Key words: Bone marrow transplant, Stem cells, Grieving, Death
Introdução
O Transplante de Células Tronco-hematopéticas (TCTH) constitui, na atualidade, um dos procedimentos mais arrojados e promissores que surgiram nas últimas décadas para o tratamento de doenças onco-hematológicas, como leucemias e linfomas. Trata-se, contudo, de um procedimento que expõe o paciente a risco significativo de morte, em decorrência dos efeitos colaterais da terapêutica, que exige que o paciente seja submetido à quimioterapia e induz um estado de grave imunossupressão1.

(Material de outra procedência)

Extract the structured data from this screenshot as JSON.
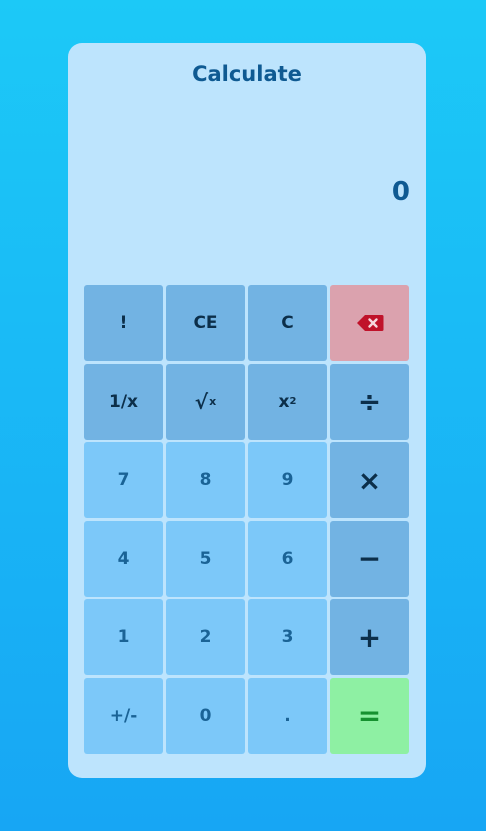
{
  "app": {
    "title": "Calculate"
  },
  "display": {
    "value": "0"
  },
  "keys": {
    "factorial": "!",
    "clear_entry": "CE",
    "clear": "C",
    "backspace_icon": "backspace-icon",
    "reciprocal": "1/x",
    "sqrt_symbol": "√",
    "sqrt_x": "x",
    "square_x": "x",
    "square_sup": "2",
    "divide": "÷",
    "seven": "7",
    "eight": "8",
    "nine": "9",
    "multiply": "×",
    "four": "4",
    "five": "5",
    "six": "6",
    "minus": "−",
    "one": "1",
    "two": "2",
    "three": "3",
    "plus": "+",
    "negate": "+/-",
    "zero": "0",
    "decimal": ".",
    "equals": "="
  },
  "colors": {
    "background_top": "#1cc9f7",
    "background_bottom": "#17a6f4",
    "panel": "#bde4fd",
    "function_key": "#72b3e3",
    "number_key": "#7cc8f9",
    "backspace_key": "#dba2ae",
    "equals_key": "#8ef0a3",
    "text_primary": "#0f5a92",
    "backspace_icon": "#c0122a"
  }
}
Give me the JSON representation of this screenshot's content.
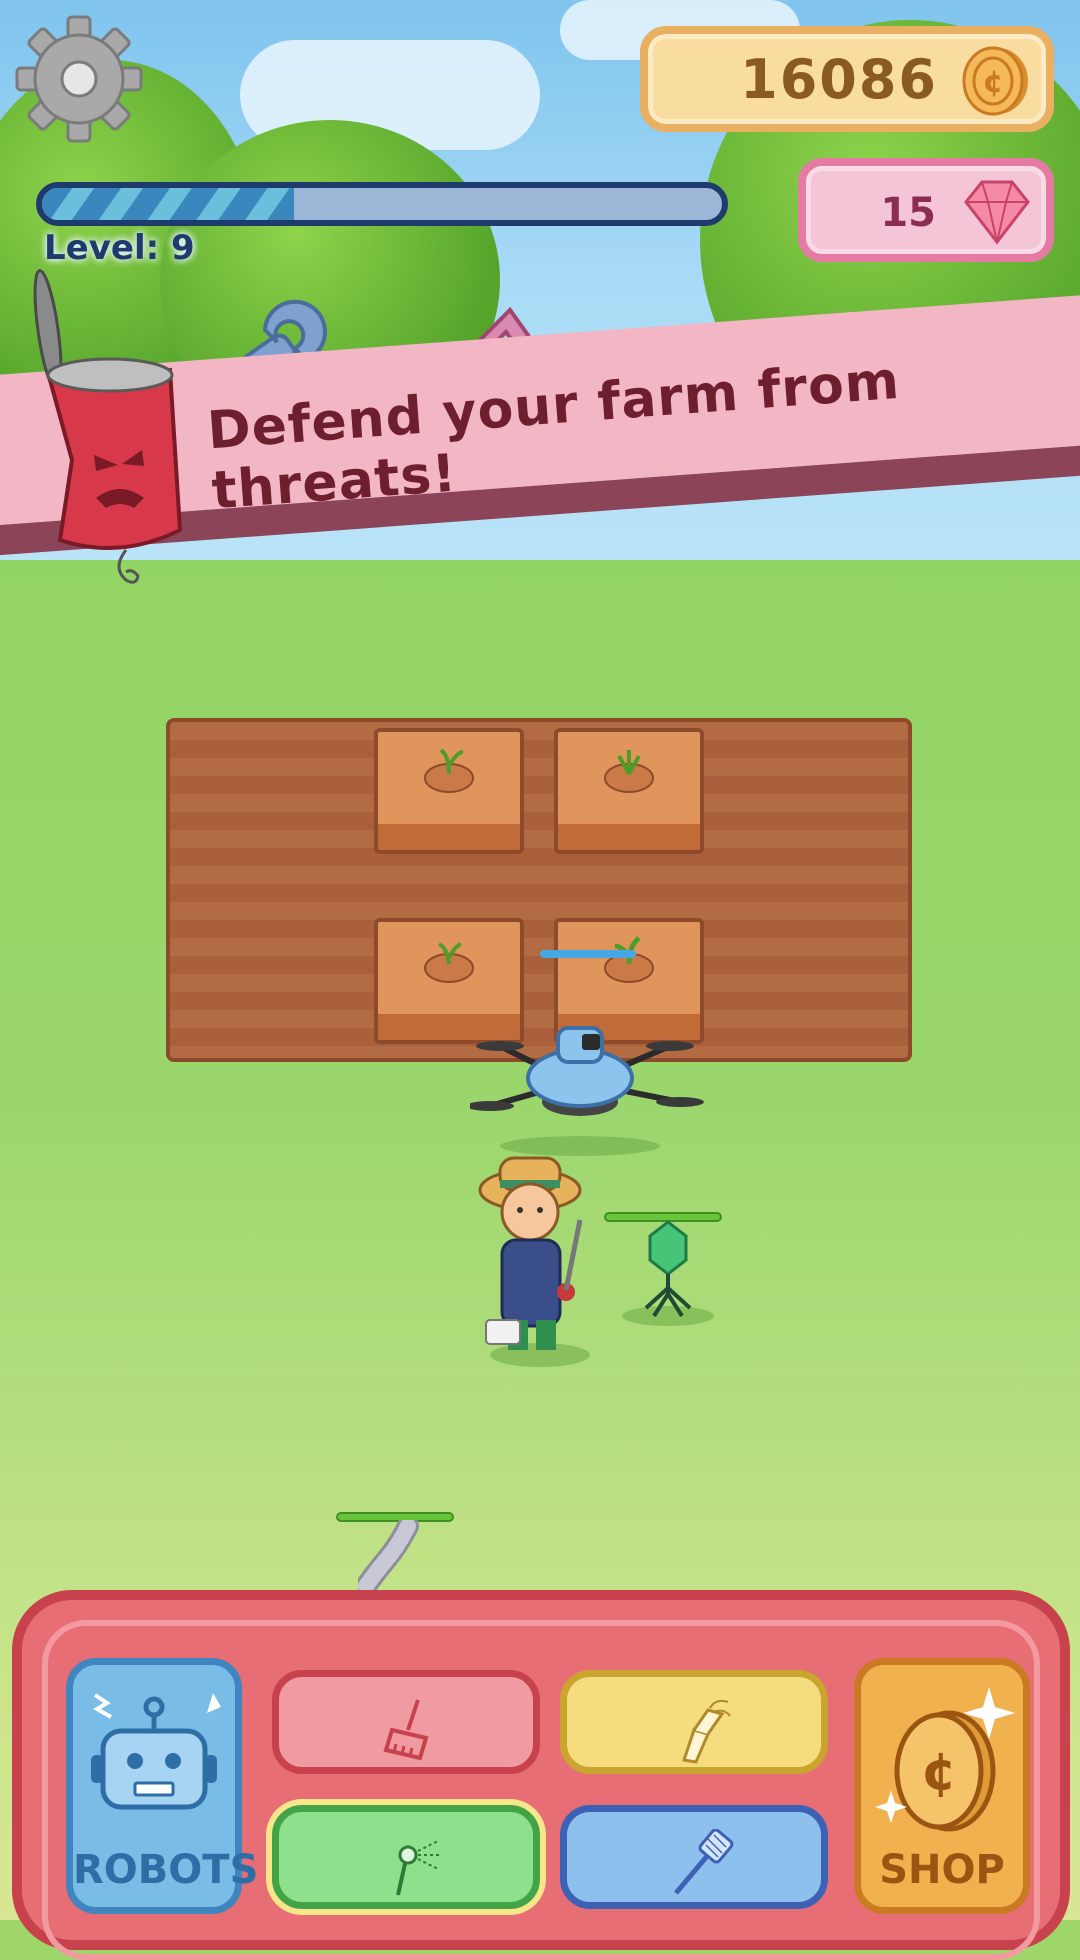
{
  "hud": {
    "coins": "16086",
    "gems": "15",
    "level_label": "Level: 9",
    "xp_progress_percent": 37
  },
  "banner": {
    "text": "Defend your farm from threats!"
  },
  "tray": {
    "robots_label": "ROBOTS",
    "shop_label": "SHOP",
    "tools": [
      "broom",
      "flashlight",
      "sprayer",
      "fly-swatter"
    ],
    "selected_tool": "sprayer"
  },
  "colors": {
    "coin_panel": "#f8dca0",
    "gem_panel": "#f3c5d6",
    "banner": "#f3b6c4",
    "banner_text": "#6e1f2d",
    "tray": "#e86e75"
  }
}
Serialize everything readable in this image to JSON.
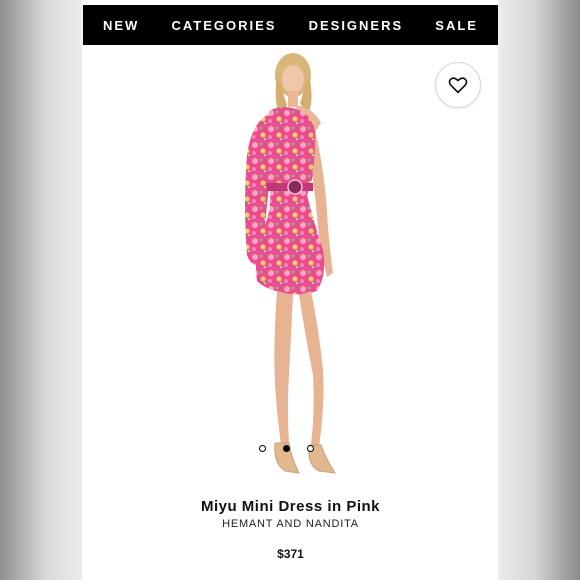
{
  "nav": {
    "items": [
      {
        "label": "NEW"
      },
      {
        "label": "CATEGORIES"
      },
      {
        "label": "DESIGNERS"
      },
      {
        "label": "SALE"
      }
    ]
  },
  "icons": {
    "wishlist": "heart-icon"
  },
  "gallery": {
    "dots_total": 3,
    "active_index": 1
  },
  "product": {
    "name": "Miyu Mini Dress in Pink",
    "designer": "HEMANT AND NANDITA",
    "price": "$371"
  },
  "colors": {
    "nav_bg": "#000000",
    "dress_pink": "#ec4b8e"
  }
}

Os primeiros conflitos psicológicos vivenciados pelo paciente antecedem o transplante propriamente dito. São os momentos da tomada de consciência do diagnóstico da enfermidade de base. O impacto psicológico do momento do diagnóstico faz com o que o paciente e sua família enfrentem, nessa etapa inicial, a perda da vida "normal", tal como era vivida antes do diagnóstico, sendo obrigados a fazerem o luto pela ruptura da linha de continuidade do cotidiano estruturado anteriormente ao aparecimento da doença grave, além do pesar pela perda de projetos, sonhos e esperança no futuro2. Aliado a essas perdas, eles se vêm forçados a encarar a erosão do mito de que as doenças fatais só acontecem com os outros3.

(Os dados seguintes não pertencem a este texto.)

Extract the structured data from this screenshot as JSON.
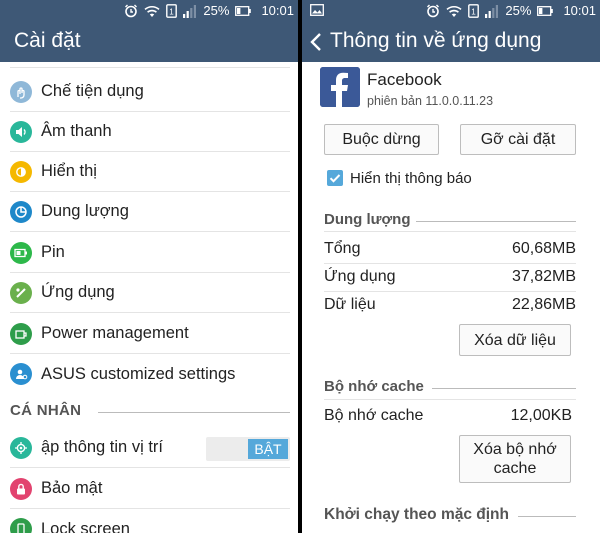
{
  "status_bar": {
    "battery": "25%",
    "time": "10:01",
    "sim_slot": "1"
  },
  "left": {
    "title": "Cài đặt",
    "items": [
      {
        "label": "Chế tiện dụng",
        "icon": "hand-icon",
        "color": "#8fb8d8"
      },
      {
        "label": "Âm thanh",
        "icon": "speaker-icon",
        "color": "#29b79a"
      },
      {
        "label": "Hiển thị",
        "icon": "brightness-icon",
        "color": "#f5b800"
      },
      {
        "label": "Dung lượng",
        "icon": "storage-icon",
        "color": "#1e88c9"
      },
      {
        "label": "Pin",
        "icon": "battery-icon",
        "color": "#2db84a"
      },
      {
        "label": "Ứng dụng",
        "icon": "android-icon",
        "color": "#6ab04c"
      },
      {
        "label": "Power management",
        "icon": "power-management-icon",
        "color": "#2e9d4a"
      },
      {
        "label": "ASUS customized settings",
        "icon": "asus-settings-icon",
        "color": "#2a8fd0"
      }
    ],
    "section_personal": "CÁ NHÂN",
    "personal_items": [
      {
        "label": "ập thông tin vị trí",
        "icon": "location-icon",
        "color": "#29b79a"
      },
      {
        "label": "Bảo mật",
        "icon": "lock-icon",
        "color": "#e2436f"
      },
      {
        "label": "Lock screen",
        "icon": "lock-screen-icon",
        "color": "#2e9d4a"
      }
    ],
    "toggle_on": "BẬT"
  },
  "right": {
    "title": "Thông tin về ứng dụng",
    "app_name": "Facebook",
    "version": "phiên bản 11.0.0.11.23",
    "force_stop": "Buộc dừng",
    "uninstall": "Gỡ cài đặt",
    "show_notifications": "Hiển thị thông báo",
    "storage_header": "Dung lượng",
    "storage_rows": [
      {
        "key": "Tổng",
        "value": "60,68MB"
      },
      {
        "key": "Ứng dụng",
        "value": "37,82MB"
      },
      {
        "key": "Dữ liệu",
        "value": "22,86MB"
      }
    ],
    "clear_data": "Xóa dữ liệu",
    "cache_header": "Bộ nhớ cache",
    "cache_row": {
      "key": "Bộ nhớ cache",
      "value": "12,00KB"
    },
    "clear_cache": "Xóa bộ nhớ cache",
    "launch_header": "Khởi chạy theo mặc định"
  },
  "colors": {
    "app_bar": "#3e5876",
    "accent": "#55a8da",
    "facebook": "#3b5998"
  }
}
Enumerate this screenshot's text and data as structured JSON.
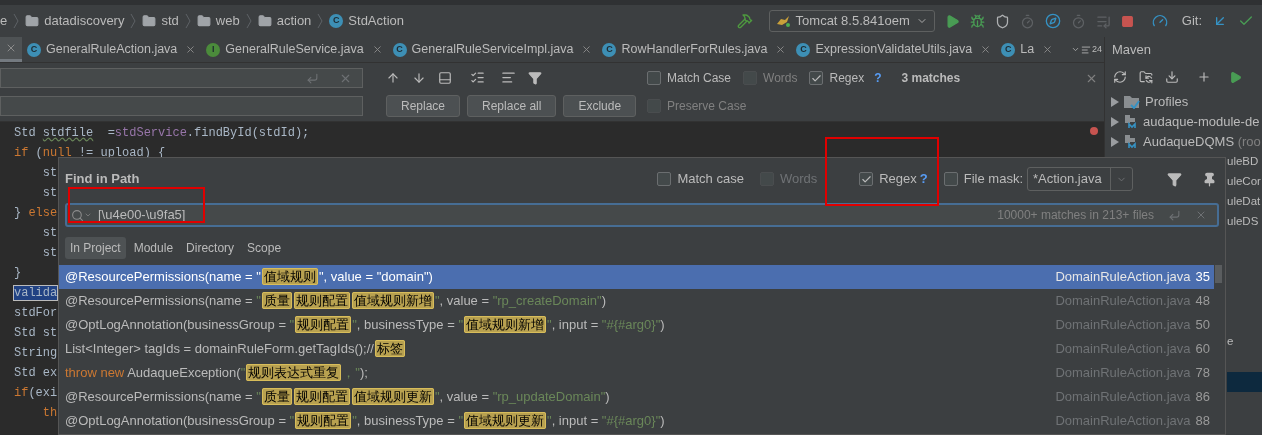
{
  "breadcrumb": [
    {
      "kind": "text",
      "label": "e"
    },
    {
      "kind": "folder",
      "label": "datadiscovery"
    },
    {
      "kind": "folder",
      "label": "std"
    },
    {
      "kind": "folder",
      "label": "web"
    },
    {
      "kind": "folder",
      "label": "action"
    },
    {
      "kind": "class",
      "badge": "C",
      "label": "StdAction"
    }
  ],
  "run_config": "Tomcat 8.5.841oem",
  "git_label": "Git:",
  "tabs": [
    {
      "kind": "cut",
      "selected": true
    },
    {
      "kind": "file",
      "badge": "C",
      "label": "GeneralRuleAction.java",
      "selected": false
    },
    {
      "kind": "file",
      "badge": "I",
      "label": "GeneralRuleService.java",
      "selected": false
    },
    {
      "kind": "file",
      "badge": "C",
      "label": "GeneralRuleServiceImpl.java",
      "selected": false
    },
    {
      "kind": "file",
      "badge": "C",
      "label": "RowHandlerForRules.java",
      "selected": false
    },
    {
      "kind": "file",
      "badge": "C",
      "label": "ExpressionValidateUtils.java",
      "selected": false
    },
    {
      "kind": "file",
      "badge": "C",
      "label": "La",
      "selected": false
    }
  ],
  "tab_overflow": "24",
  "find_bar": {
    "options": [
      {
        "label": "Match Case",
        "checked": false
      },
      {
        "label": "Words",
        "checked": false
      },
      {
        "label": "Regex",
        "checked": true,
        "help": "?"
      }
    ],
    "match_count": "3 matches",
    "buttons": [
      "Replace",
      "Replace all",
      "Exclude"
    ],
    "preserve_case": {
      "label": "Preserve Case",
      "checked": false
    }
  },
  "editor_lines": [
    [
      {
        "kind": "plain",
        "text": "Std "
      },
      {
        "kind": "warn",
        "text": "stdfile"
      },
      {
        "kind": "plain",
        "text": "  ="
      },
      {
        "kind": "field",
        "text": "stdService"
      },
      {
        "kind": "plain",
        "text": ".findById(stdId);"
      }
    ],
    [
      {
        "kind": "keyword",
        "text": "if"
      },
      {
        "kind": "plain",
        "text": " ("
      },
      {
        "kind": "keyword",
        "text": "null"
      },
      {
        "kind": "plain",
        "text": " != upload) {"
      }
    ],
    [
      {
        "kind": "plain",
        "text": "    st"
      }
    ],
    [
      {
        "kind": "plain",
        "text": "    st"
      }
    ],
    [
      {
        "kind": "plain",
        "text": "} "
      },
      {
        "kind": "keyword",
        "text": "else"
      }
    ],
    [
      {
        "kind": "plain",
        "text": "    st"
      }
    ],
    [
      {
        "kind": "plain",
        "text": "    st"
      }
    ],
    [
      {
        "kind": "plain",
        "text": "}"
      }
    ],
    [
      {
        "kind": "selected",
        "text": "valida"
      }
    ],
    [
      {
        "kind": "plain",
        "text": "stdFor"
      }
    ],
    [
      {
        "kind": "plain",
        "text": "Std st"
      }
    ],
    [
      {
        "kind": "plain",
        "text": "String"
      }
    ],
    [
      {
        "kind": "plain",
        "text": "Std ex"
      }
    ],
    [
      {
        "kind": "keyword",
        "text": "if"
      },
      {
        "kind": "plain",
        "text": "(exi"
      }
    ],
    [
      {
        "kind": "keyword",
        "text": "    th"
      }
    ]
  ],
  "find_dialog": {
    "title": "Find in Path",
    "options": [
      {
        "label": "Match case",
        "checked": false,
        "disabled": false
      },
      {
        "label": "Words",
        "checked": false,
        "disabled": true
      },
      {
        "label": "Regex",
        "checked": true,
        "disabled": false,
        "help": "?"
      },
      {
        "label": "File mask:",
        "checked": false,
        "disabled": false
      }
    ],
    "file_mask": "*Action.java",
    "query": "[\\u4e00-\\u9fa5]",
    "match_summary": "10000+ matches in 213+ files",
    "scopes": [
      {
        "label": "In Project",
        "selected": true
      },
      {
        "label": "Module",
        "selected": false
      },
      {
        "label": "Directory",
        "selected": false
      },
      {
        "label": "Scope",
        "selected": false
      }
    ],
    "results": [
      {
        "selected": true,
        "file": "DomainRuleAction.java",
        "line": "35",
        "segments": [
          {
            "kind": "plain",
            "text": "@ResourcePermissions(name = "
          },
          {
            "kind": "string",
            "text": "\""
          },
          {
            "kind": "match",
            "text": "值域规则"
          },
          {
            "kind": "string",
            "text": "\""
          },
          {
            "kind": "plain",
            "text": ", value = "
          },
          {
            "kind": "string",
            "text": "\"domain\""
          },
          {
            "kind": "plain",
            "text": ")"
          }
        ]
      },
      {
        "selected": false,
        "file": "DomainRuleAction.java",
        "line": "48",
        "segments": [
          {
            "kind": "plain",
            "text": "@ResourcePermissions(name = "
          },
          {
            "kind": "string",
            "text": "\""
          },
          {
            "kind": "match",
            "text": "质量"
          },
          {
            "kind": "match",
            "text": "规则配置"
          },
          {
            "kind": "match",
            "text": "值域规则新增"
          },
          {
            "kind": "string",
            "text": "\""
          },
          {
            "kind": "plain",
            "text": ", value = "
          },
          {
            "kind": "string",
            "text": "\"rp_createDomain\""
          },
          {
            "kind": "plain",
            "text": ")"
          }
        ]
      },
      {
        "selected": false,
        "file": "DomainRuleAction.java",
        "line": "50",
        "segments": [
          {
            "kind": "plain",
            "text": "@OptLogAnnotation(businessGroup = "
          },
          {
            "kind": "string",
            "text": "\""
          },
          {
            "kind": "match",
            "text": "规则配置"
          },
          {
            "kind": "string",
            "text": "\""
          },
          {
            "kind": "plain",
            "text": ", businessType = "
          },
          {
            "kind": "string",
            "text": "\""
          },
          {
            "kind": "match",
            "text": "值域规则新增"
          },
          {
            "kind": "string",
            "text": "\""
          },
          {
            "kind": "plain",
            "text": ", input = "
          },
          {
            "kind": "string",
            "text": "\"#{#arg0}\""
          },
          {
            "kind": "plain",
            "text": ")"
          }
        ]
      },
      {
        "selected": false,
        "file": "DomainRuleAction.java",
        "line": "60",
        "segments": [
          {
            "kind": "plain",
            "text": "List<Integer> tagIds = domainRuleForm.getTagIds();//"
          },
          {
            "kind": "match",
            "text": "标签"
          }
        ]
      },
      {
        "selected": false,
        "file": "DomainRuleAction.java",
        "line": "78",
        "segments": [
          {
            "kind": "keyword",
            "text": "throw new "
          },
          {
            "kind": "plain",
            "text": "AudaqueException("
          },
          {
            "kind": "string",
            "text": "\""
          },
          {
            "kind": "match",
            "text": "规则表达式重复"
          },
          {
            "kind": "string",
            "text": "，\""
          },
          {
            "kind": "plain",
            "text": ");"
          }
        ]
      },
      {
        "selected": false,
        "file": "DomainRuleAction.java",
        "line": "86",
        "segments": [
          {
            "kind": "plain",
            "text": "@ResourcePermissions(name = "
          },
          {
            "kind": "string",
            "text": "\""
          },
          {
            "kind": "match",
            "text": "质量"
          },
          {
            "kind": "match",
            "text": "规则配置"
          },
          {
            "kind": "match",
            "text": "值域规则更新"
          },
          {
            "kind": "string",
            "text": "\""
          },
          {
            "kind": "plain",
            "text": ", value = "
          },
          {
            "kind": "string",
            "text": "\"rp_updateDomain\""
          },
          {
            "kind": "plain",
            "text": ")"
          }
        ]
      },
      {
        "selected": false,
        "file": "DomainRuleAction.java",
        "line": "88",
        "segments": [
          {
            "kind": "plain",
            "text": "@OptLogAnnotation(businessGroup = "
          },
          {
            "kind": "string",
            "text": "\""
          },
          {
            "kind": "match",
            "text": "规则配置"
          },
          {
            "kind": "string",
            "text": "\""
          },
          {
            "kind": "plain",
            "text": ", businessType = "
          },
          {
            "kind": "string",
            "text": "\""
          },
          {
            "kind": "match",
            "text": "值域规则更新"
          },
          {
            "kind": "string",
            "text": "\""
          },
          {
            "kind": "plain",
            "text": ", input = "
          },
          {
            "kind": "string",
            "text": "\"#{#arg0}\""
          },
          {
            "kind": "plain",
            "text": ")"
          }
        ]
      }
    ]
  },
  "maven": {
    "title": "Maven",
    "tree": [
      {
        "kind": "profiles",
        "label": "Profiles",
        "selected": false
      },
      {
        "kind": "module",
        "label": "audaque-module-de",
        "selected": false
      },
      {
        "kind": "module",
        "label": "AudaqueDQMS",
        "suffix": "(roo",
        "selected": false
      },
      {
        "kind": "clipped",
        "label": "uleBD",
        "selected": false
      },
      {
        "kind": "clipped",
        "label": "uleCor",
        "selected": false
      },
      {
        "kind": "clipped",
        "label": "uleDat",
        "selected": false
      },
      {
        "kind": "clipped",
        "label": "uleDS",
        "selected": false
      },
      {
        "kind": "hidden"
      },
      {
        "kind": "hidden"
      },
      {
        "kind": "hidden"
      },
      {
        "kind": "hidden"
      },
      {
        "kind": "hidden"
      },
      {
        "kind": "clipped",
        "label": "e",
        "selected": false
      },
      {
        "kind": "hidden"
      },
      {
        "kind": "hidden",
        "selected": true
      }
    ]
  },
  "annotations": [
    {
      "kind": "red-box"
    },
    {
      "kind": "red-box"
    }
  ]
}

Tratando-se da descoberta de uma doença com um prognóstico tão reservado como o câncer, a comunicação do diagnóstico suscita inevitavelmente o temor ante a possibilidade da morte. Passado o choque inicial, tem-se o momento em que se inicia o processo de tomada de consciência das perdas, uma vez que, para muitos pacientes, essa possibilidade transforma-se em certeza e, consequentemente, o diagnóstico converte-se em sentença antecipada de morte4,5.

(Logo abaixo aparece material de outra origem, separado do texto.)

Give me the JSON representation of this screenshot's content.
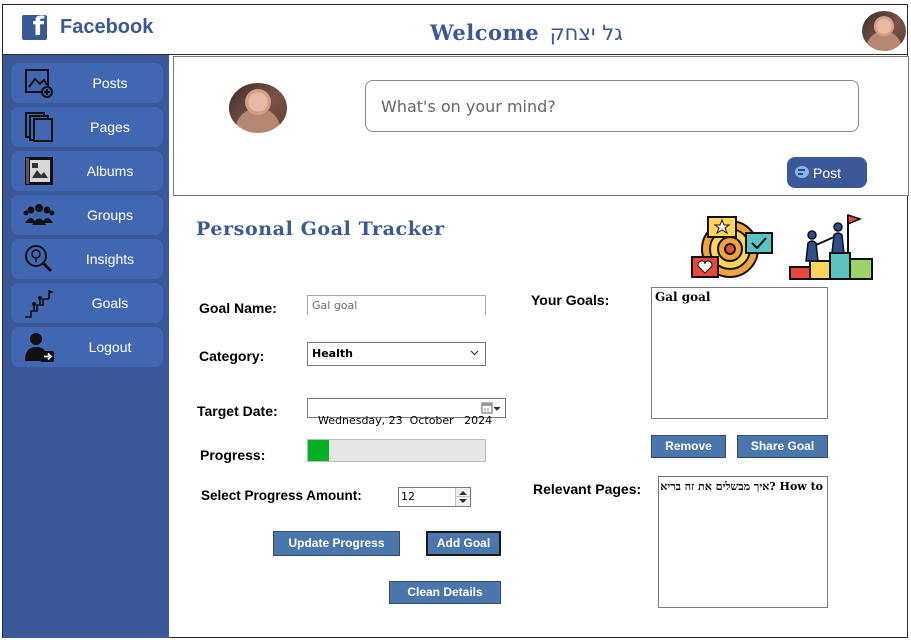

As reações emocionais frente a um diagnóstico potencialmente fatal podem ser compreendidas como expressões do luto antecipatório. O processo de luto tem início já na etapa diagnóstica e se organiza em torno das perdas relacionadas aos aspectos concretos que são mobilizados (perda da saúde, hospitalização, afastamento do cotidiano habitual, alterações da imagem corporal), juntamente com os aspectos subjetivos (perda do senso de controle, segurança e autonomia, déficit de autoestima, angústia)6.
Aliado à ruptura biográfica imposta pelo diagnóstico, a situação de tratamento em uma unidade hospitalar de alta complexidade e com elevada taxa de mortalidade, como é o caso do TCTH, contribui para o desencadeamento do processo de luto antecipatório7. Em razão das peculiaridades dessa terapêutica, o procedimento passa a ser visto de modo ambivalente, como um tratamento salvador e, ao mesmo tempo, ameaçador8. Trata-se, porém, de uma possibilidade de salvação, muitas vezes considerada como o único meio de se alcançar a cura quando se esgotaram os recursos disponíveis ou outras alternativas terapêuticas foram malsucedidas. A esperança de cura impulsiona a decisão pelo TCTH, muitas vezes visto pelo paciente como a última tábua de salvação e a única chance que ainda lhe resta9.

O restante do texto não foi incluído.